The widely anticipated move is not expected to cause a dramatic investment outflow from Malaysia because foreign funds are already severely underweight and in most cases below the anticipated new weighting, analysts said.

Nevertheless, sentiment is already grim due to lower corporate earnings, an economic slowdown and worries about a currency devaluation, and the weighting is rattling investor nerves on the Kuala Lumpur Stock Exchange.

The key Composite Index of 100 blue chip stocks on Tuesday finished down 0.9 percent at 561.6 points, the lowest level in just over one month. The MSCI announcement is scheduled for Saturday and is part of a move to gradually adjust its global indices to a free-float weighting system.

The changes have huge implications. MSCI estimates $500 billion in global funds are directly linked with its indices and $3 trillion are benchmarked against them.

Malaysia, along with Hong Kong, is expected to be the hardest hit in the region by the changes, Deutsche Bank said earlier this week.

Analysts polled by Dow Jones Newswires expect Morgan Stanley to reweigh Malaysia in its close-tracked MSCI All Countries Far East Free ex-Japan index to between 4 percent and 5 percent from 8.9 percent, where the weighting stood on April 30.

``Malaysia will be significantly affected but the actual impact should be minimal given that most funds are probably well below that already,'' said Chehan Perera, deputy head of research at ABN Amro Asia Equities Research in Kuala Lumpur.

``The move is well-anticipated and lots of people have already sold down but in an environment where sentiment is bad, this could make it worse,'' said Terence Wong, head of research at Straits G.K. Goh Research.

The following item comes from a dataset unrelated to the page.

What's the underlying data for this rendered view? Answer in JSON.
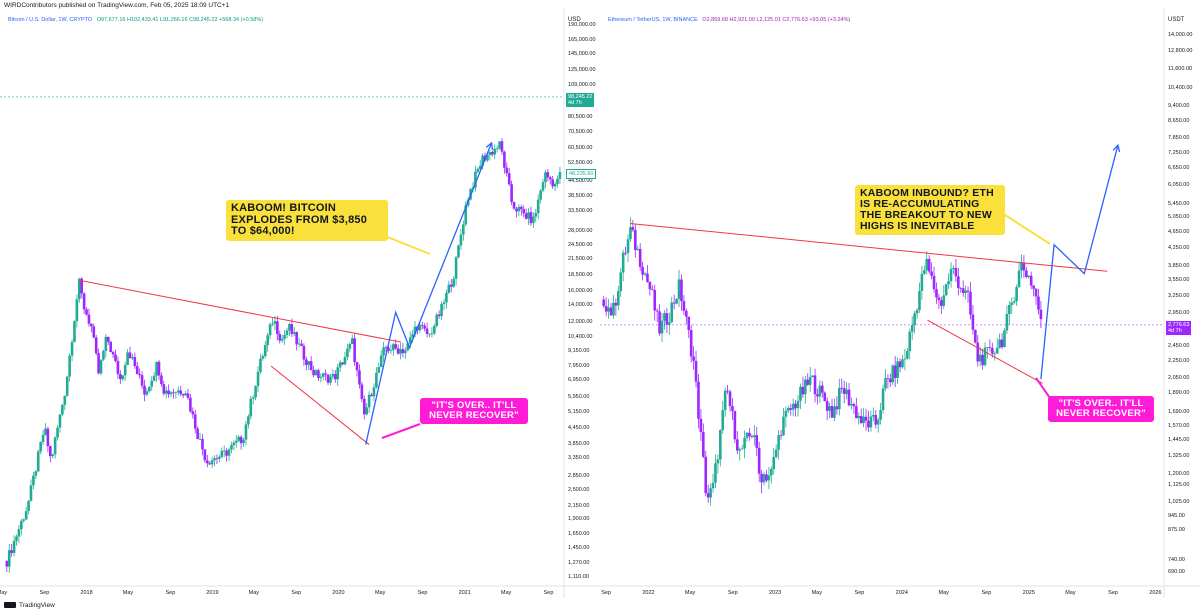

Included in sweeping changes to its indices, MSCI will publish the full list of constituents and their inclusion factors for the MSCI Provisional Index Series, a new set of indices it will begin calculating and publishing May 31.

This new series, which includes a measure of free-floating stock, or the volume of publicly held shares available to investors, will run in tandem with existing indices based on full market capitalization. The new system will be phased in over two stages on Nov. 30, 2001 and May 31, 2002.

Hurting Malaysia is the relatively low amount of free-floating stock available in some of the country's biggest listed companies, including Telekom Malaysia Bhd. and Tenaga Nasional Bhd. which are largely controlled by the government.

Fund sentiment on Malaysia is already negative. A Dow Jones Newswires Asia poll in April ranked Malaysia just above Indonesia, the most underweight country in the region.